There is a gift to weaving autobiography into critical writing, and it is, to be frank, a skill I have not yet wholly feel I have mastered. But when a film like Language Lessons comes along, it is simply impossible to talk about it in any other way; this might sound perhaps like a pre-emptive defense for an indulgent review, but on this front I am unapologetic. I want to wear this film in a heart shaped locket around my neck, focused as it is on that far too precious and rare subject matter in cinema: deep, life-changing friendship between a man and a woman with no romantic or sexual elements on any level. Language Lessons reduces me to monosyllables; it is just pure and good and hard and kind and – ultimately – just so, so, so real.
In December 2020, I lost my best friend of almost two decades to cancer. Between the day he called me complaining in graphic detail about an upset tummy to the day I held his hand as he lay dead, surrounded by friends and family, it was less than 50 days. I downloaded the enormous volume of text messages on my phone and we averaged about 15-20 messages a day, and in his absence that has left me with a lot of time to think about a whole world of things.

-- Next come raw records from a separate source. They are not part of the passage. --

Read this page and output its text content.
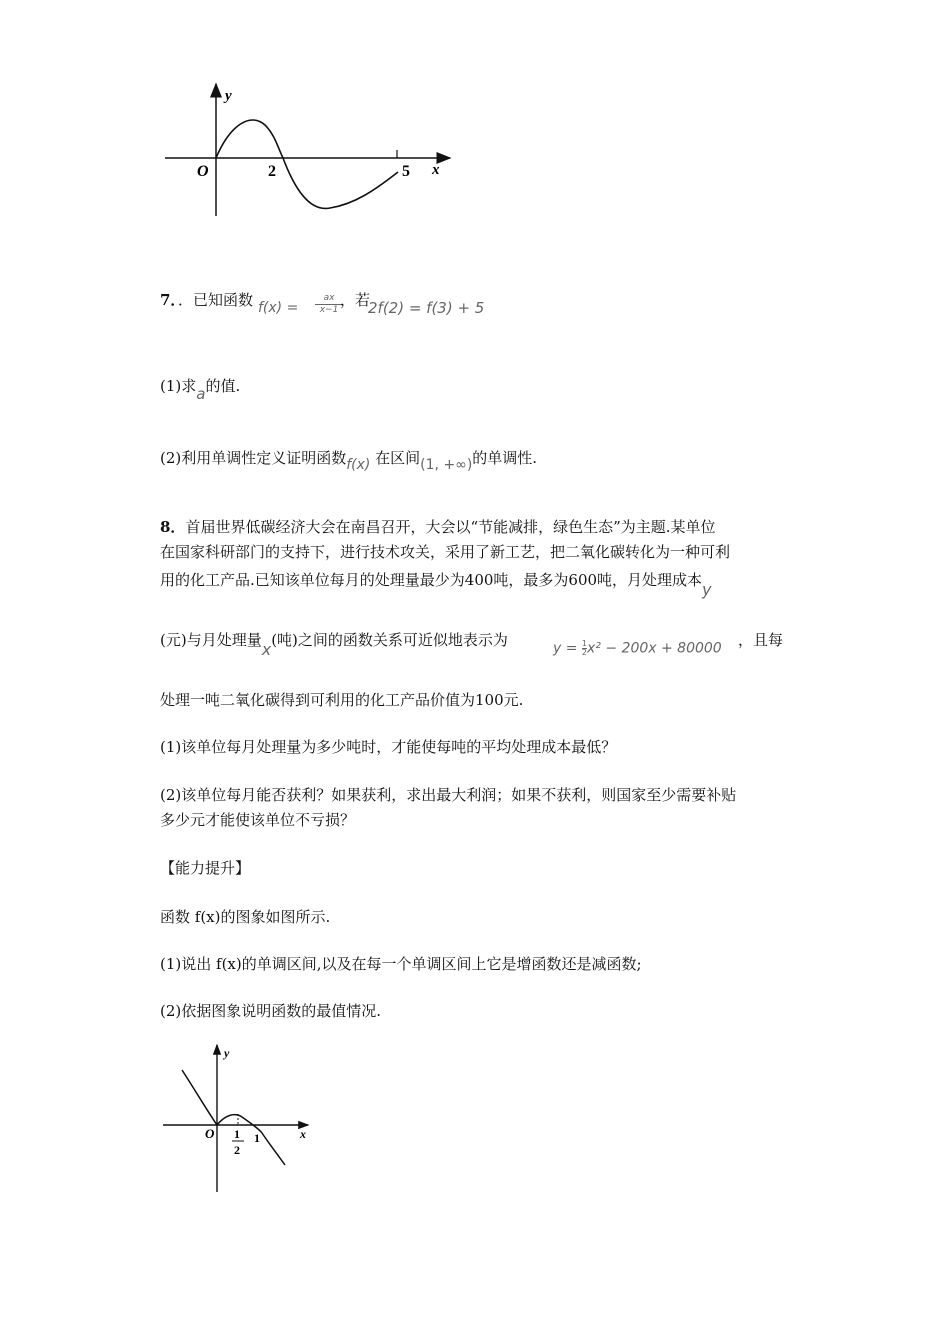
y
x
O	2	5
7．．已知函数 $f(x) = \frac{ax}{x-1}$
，若
2f(2) = f(3) + 5
(1)求a的值.
(2)利用单调性定义证明函数f(x) 在区间(1, +∞)的单调性.
8．首届世界低碳经济大会在南昌召开，大会以“节能减排，绿色生态”为主题.某单位
在国家科研部门的支持下，进行技术攻关，采用了新工艺，把二氧化碳转化为一种可利
用的化工产品.已知该单位每月的处理量最少为400吨，最多为600吨，月处理成本y
(元)与月处理量x(吨)之间的函数关系可近似地表示为	$y = \frac{1}{2} x^2 - 200x + 80000$ ，且每
处理一吨二氧化碳得到可利用的化工产品价值为100元.
(1)该单位每月处理量为多少吨时，才能使每吨的平均处理成本最低？
(2)该单位每月能否获利？如果获利，求出最大利润；如果不获利，则国家至少需要补贴
多少元才能使该单位不亏损？
【能力提升】
函数 f(x)的图象如图所示.
(1)说出 f(x)的单调区间,以及在每一个单调区间上它是增函数还是减函数;
(2)依据图象说明函数的最值情况.
y
x
O 1
2
1
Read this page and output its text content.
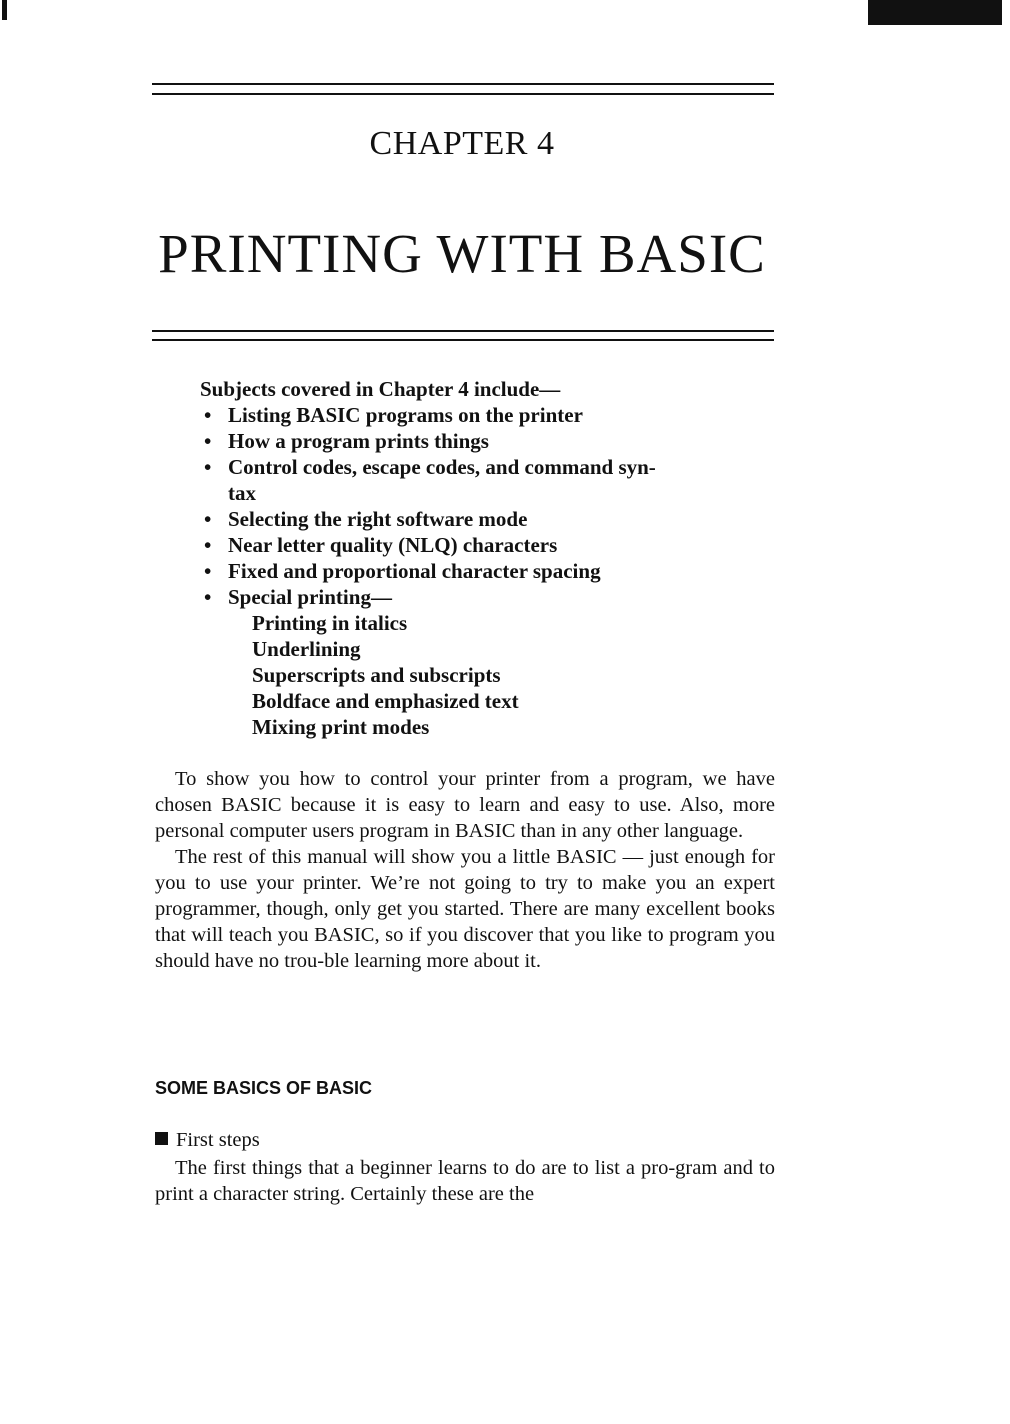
CHAPTER 4
PRINTING WITH BASIC

Subjects covered in Chapter 4 include—

• Listing BASIC programs on the printer
• How a program prints things
• Control codes, escape codes, and command syn-
tax
• Selecting the right software mode
• Near letter quality (NLQ) characters
• Fixed and proportional character spacing
• Special printing—
Printing in italics
Underlining
Superscripts and subscripts
Boldface and emphasized text
Mixing print modes

To show you how to control your printer from a program, we have chosen BASIC because it is easy to learn and easy to use. Also, more personal computer users program in BASIC than in any other language.

The rest of this manual will show you a little BASIC — just enough for you to use your printer. We’re not going to try to make you an expert programmer, though, only get you started. There are many excellent books that will teach you BASIC, so if you discover that you like to program you should have no trou-ble learning more about it.

SOME BASICS OF BASIC
First steps

The first things that a beginner learns to do are to list a pro-gram and to print a character string. Certainly these are the
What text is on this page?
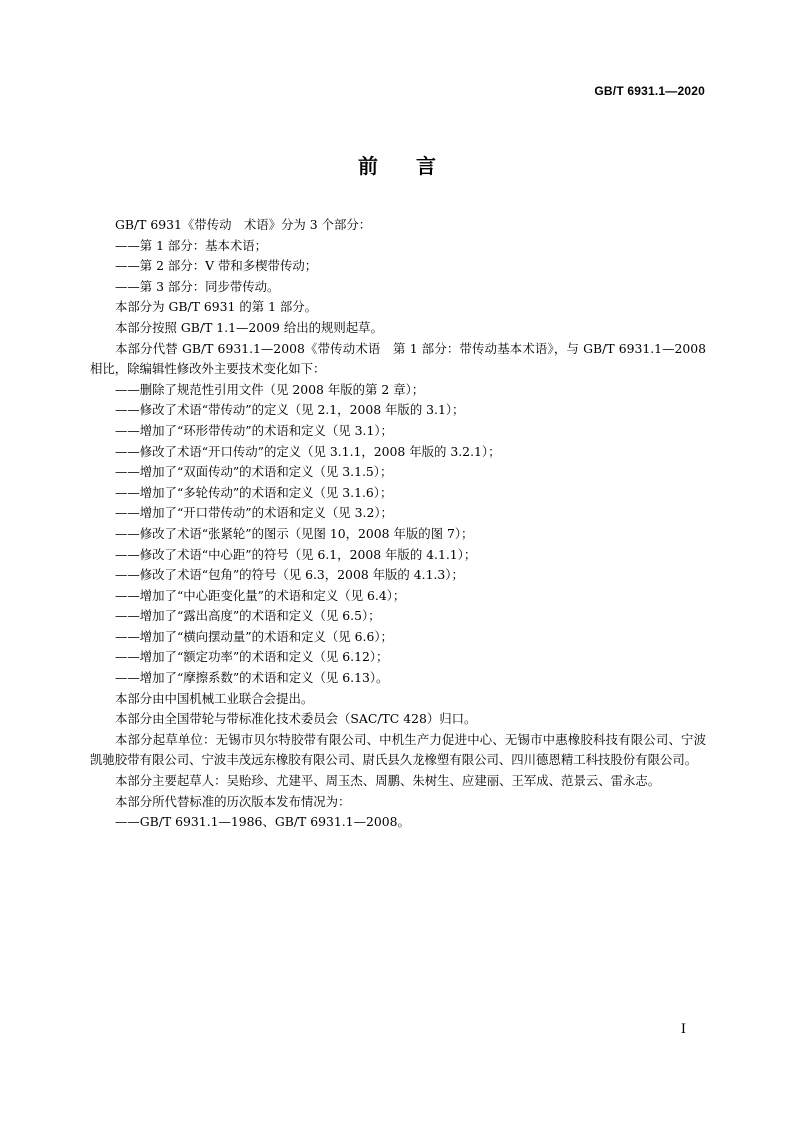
GB/T 6931.1—2020
前 言

GB/T 6931《带传动　术语》分为 3 个部分：

——第 1 部分：基本术语；

——第 2 部分：V 带和多楔带传动；

——第 3 部分：同步带传动。

本部分为 GB/T 6931 的第 1 部分。

本部分按照 GB/T 1.1—2009 给出的规则起草。

本部分代替 GB/T 6931.1—2008《带传动术语　第 1 部分：带传动基本术语》，与 GB/T 6931.1—2008 相比，除编辑性修改外主要技术变化如下：

——删除了规范性引用文件（见 2008 年版的第 2 章）；

——修改了术语“带传动”的定义（见 2.1，2008 年版的 3.1）；

——增加了“环形带传动”的术语和定义（见 3.1）；

——修改了术语“开口传动”的定义（见 3.1.1，2008 年版的 3.2.1）；

——增加了“双面传动”的术语和定义（见 3.1.5）；

——增加了“多轮传动”的术语和定义（见 3.1.6）；

——增加了“开口带传动”的术语和定义（见 3.2）；

——修改了术语“张紧轮”的图示（见图 10，2008 年版的图 7）；

——修改了术语“中心距”的符号（见 6.1，2008 年版的 4.1.1）；

——修改了术语“包角”的符号（见 6.3，2008 年版的 4.1.3）；

——增加了“中心距变化量”的术语和定义（见 6.4）；

——增加了“露出高度”的术语和定义（见 6.5）；

——增加了“横向摆动量”的术语和定义（见 6.6）；

——增加了“额定功率”的术语和定义（见 6.12）；

——增加了“摩擦系数”的术语和定义（见 6.13）。

本部分由中国机械工业联合会提出。

本部分由全国带轮与带标准化技术委员会（SAC/TC 428）归口。

本部分起草单位：无锡市贝尔特胶带有限公司、中机生产力促进中心、无锡市中惠橡胶科技有限公司、宁波凯驰胶带有限公司、宁波丰茂远东橡胶有限公司、尉氏县久龙橡塑有限公司、四川德恩精工科技股份有限公司。

本部分主要起草人：吴贻珍、尤建平、周玉杰、周鹏、朱树生、应建丽、王军成、范景云、雷永志。

本部分所代替标准的历次版本发布情况为：

——GB/T 6931.1—1986、GB/T 6931.1—2008。

I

One of them – one that niggled – is one that Language Lessons answered directly: why don’t I see films about friendships like the one I had with my late friend on film, just because he is a man and I am a woman? Why must these relationships always have a romantic or sexual element when my own lived experience says this is far from the reality of real friendship? Language Lessons may not be the first film to do this, but for me, the timing couldn’t have been more perfect. I needed this film, and I needed it now: it validated a kind of friendship that, compared to same-sex friendship movies, are almost invisible.
Based on a screenplay co-written by Natalie Morales and Mark Duplass, the origins of the project stemmed from the latter’s experience of trying to learn Spanish during lockdown, his relationship with his teacher inspiring an idea he took to Morales – that which he has described in press for the film as a “platonic love story”. Fascinated by the idea of making a romcom with the “rom” component reimagined in an entirely different way, Morales leapt on the idea and the two quickly got to work, which she directed and in which they both co-star.
While only mere months into 2021, the suffocating restrictions of COVID-related lockdown restrictions that paralyzed the film industry has already inspired the creation of some extraordinarily creative films, ranging in their diversity from Rob Savage’s edge-of-your-seat horror film Host to, more recently, Sam Levinson’s Malcolm & Marie. While not every film made in these conditions will be able to meet this same high standard, we can comfortably add Natalie Morales’s directorial effort Language Lessons to the list of those that hit a creative high while the world was suffering a much broader low.
Kept largely under wraps, shot quickly and with a minimal crew, the dual-language Spanish and English film follows. Cariño (Morales) and Adam (Duplass), after Adam’s husband Will (Adam Desean) surprises his spouse with 100 online Spanish lessons via Zoom. Cariño teaches from her simple apartment in Costa Rica while Adam lives in an opulent mansion in Oakland, but despite their differences they hit it off almost immediately (the film is worth it for only teaching us the Spanish word for ‘mansplaining’ in its opening moments). A sudden, catastrophic trauma throws Adam’s life into chaos, however, and while he is barely able to get out of bed – let alone continue his Spanish lessons – Cariño perseveres, and a deep friendship blossoms. When the tables are turned and Cariño is the one in trouble, the strength of this fledgling yet intense relationship comes under enormous pressure, facing both Adam himself and we the audience to question the real value of this relationship.
With its world premiere in the Berlinale Special section of the 71st Berlin International Film Festival, the off-camera friendship between Morales and Duplass is largely what carries the film, alongside their obviously highly developed skill set as both performers and writers. Morales directs with a deft, elegant hand, rendering the carefully structured film made up of a series of “lessons” (grammar, context, etc.) into something entirely cohesive and unrelentingly engaging: the film flies by pace wise, with no moment to stop and check the clock. But the real power of Language Lessons is precisely just how well it works as a “platonic love story” – together, these friends behind the scenes accomplished precisely what it was that they set out to do, and they couldn’t have done it better if they tried.